While T. whipplei is ubiquitous in the environment, few individuals develop clinical disease, raising the prospect that select immunodeficiencies, both singular or in combination, may play a role in infection. Individuals with WD often have large bacterial burdens without evidence of vigorous immune response. The observed immune system characteristics in patients with WD have included altered cytokine production, impairment of monocyte and macrophage function in the small bowel, impaired T-helper cell function, and alterations in immunoglobulin levels [9], [10]. While it has been suggested that immunoglobin ratio may be diagnostically helpful in WD [9], the subtle immunodeficiencies associated with WD are difficult to recognize in most clinical settings and immunoglobulin levels were not obtained in this case. It has also been shown that the addition of immunomodulating agents including corticosteroids and tumor necrosis factor alpha therapies may accelerate WD progression [9], [11]. The addition of these therapies can increase immunosuppression in individuals who already have baseline immune system dysfunction and, if infected with T. whipplei, make clinical disease more apparent [9]. This patient did receive rituximab, a CD20 monoclonal antibody that targets antigens on the surface of lymphocytes. Both B lymphocytes, and to a lesser extent T lymphocytes, express CD20 antigens so rituximab has the potential to affect multiple cell lines [12], [13]. However, it is unclear what role, if any, rituximab played in this case or whether the effect of rituximab on B lymphocytes or small populations of T lymphocytes would increase the risk of progression of WD. Rituximab was given to a patient subsequently diagnosed with WD in one case series but the patient had also received multiple additional biologic therapies [14].

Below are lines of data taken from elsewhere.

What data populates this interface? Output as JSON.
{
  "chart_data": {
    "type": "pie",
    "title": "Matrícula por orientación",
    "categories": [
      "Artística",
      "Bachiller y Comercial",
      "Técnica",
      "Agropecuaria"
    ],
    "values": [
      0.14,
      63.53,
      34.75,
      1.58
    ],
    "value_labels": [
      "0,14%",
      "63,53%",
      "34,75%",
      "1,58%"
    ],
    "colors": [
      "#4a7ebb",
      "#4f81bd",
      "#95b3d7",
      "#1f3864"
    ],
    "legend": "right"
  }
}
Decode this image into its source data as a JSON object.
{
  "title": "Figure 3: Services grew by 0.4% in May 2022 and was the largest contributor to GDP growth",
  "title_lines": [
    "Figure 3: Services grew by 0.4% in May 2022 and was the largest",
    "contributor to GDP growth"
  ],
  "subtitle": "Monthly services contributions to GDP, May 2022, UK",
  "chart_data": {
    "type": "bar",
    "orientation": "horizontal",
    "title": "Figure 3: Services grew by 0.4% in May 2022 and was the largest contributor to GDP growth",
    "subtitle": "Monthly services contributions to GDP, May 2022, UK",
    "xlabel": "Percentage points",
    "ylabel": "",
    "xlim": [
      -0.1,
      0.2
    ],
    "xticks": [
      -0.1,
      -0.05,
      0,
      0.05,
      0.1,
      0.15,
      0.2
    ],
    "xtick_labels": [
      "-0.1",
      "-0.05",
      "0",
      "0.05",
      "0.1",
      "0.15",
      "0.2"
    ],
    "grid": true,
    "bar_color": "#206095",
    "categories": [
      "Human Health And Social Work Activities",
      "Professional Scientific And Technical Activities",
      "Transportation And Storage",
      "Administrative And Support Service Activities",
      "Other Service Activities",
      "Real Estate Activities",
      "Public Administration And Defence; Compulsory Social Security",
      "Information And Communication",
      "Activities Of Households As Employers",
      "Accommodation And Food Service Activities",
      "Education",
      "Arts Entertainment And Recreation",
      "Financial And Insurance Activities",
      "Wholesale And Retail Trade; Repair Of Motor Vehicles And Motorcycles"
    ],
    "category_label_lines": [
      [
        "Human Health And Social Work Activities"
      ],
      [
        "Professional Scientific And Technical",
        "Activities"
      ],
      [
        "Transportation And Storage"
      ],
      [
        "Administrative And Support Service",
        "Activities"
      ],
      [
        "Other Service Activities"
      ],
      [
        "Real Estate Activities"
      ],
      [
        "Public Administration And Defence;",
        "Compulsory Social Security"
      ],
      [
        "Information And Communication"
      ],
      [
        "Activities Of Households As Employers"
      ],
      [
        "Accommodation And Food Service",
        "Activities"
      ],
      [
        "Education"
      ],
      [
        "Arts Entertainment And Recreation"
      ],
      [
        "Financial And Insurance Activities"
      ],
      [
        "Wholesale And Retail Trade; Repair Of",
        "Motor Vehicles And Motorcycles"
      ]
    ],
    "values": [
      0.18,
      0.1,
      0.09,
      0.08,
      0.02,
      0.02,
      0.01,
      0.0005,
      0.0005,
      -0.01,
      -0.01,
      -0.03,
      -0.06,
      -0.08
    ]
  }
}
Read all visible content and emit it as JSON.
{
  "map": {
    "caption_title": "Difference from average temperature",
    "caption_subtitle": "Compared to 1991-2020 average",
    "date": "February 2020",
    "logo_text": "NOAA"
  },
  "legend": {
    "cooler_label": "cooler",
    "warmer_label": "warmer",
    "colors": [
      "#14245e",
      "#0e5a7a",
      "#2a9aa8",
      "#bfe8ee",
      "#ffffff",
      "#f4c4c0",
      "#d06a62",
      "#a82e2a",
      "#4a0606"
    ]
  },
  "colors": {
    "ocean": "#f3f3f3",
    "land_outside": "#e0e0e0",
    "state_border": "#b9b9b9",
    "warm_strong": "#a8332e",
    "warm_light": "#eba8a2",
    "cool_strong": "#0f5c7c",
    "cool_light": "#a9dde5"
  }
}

While rare, in the appropriate clinical setting, one should consider infection with T. whipplei in addition to other chronic infections as a cause of secondary ITP regardless of how long ago the diagnosis of ITP was made.

Conflict of interest

All authors: No reported conflicts.

Consent

Written informed consent was obtained from the patient for publication of this case report and accompanying images. A copy of the written consent is available for review by the Editor-in-Chief of this journal on request.

Financial support

This research did not receive any specific grant from funding agencies in the public, commercial, or not-for-profit sectors.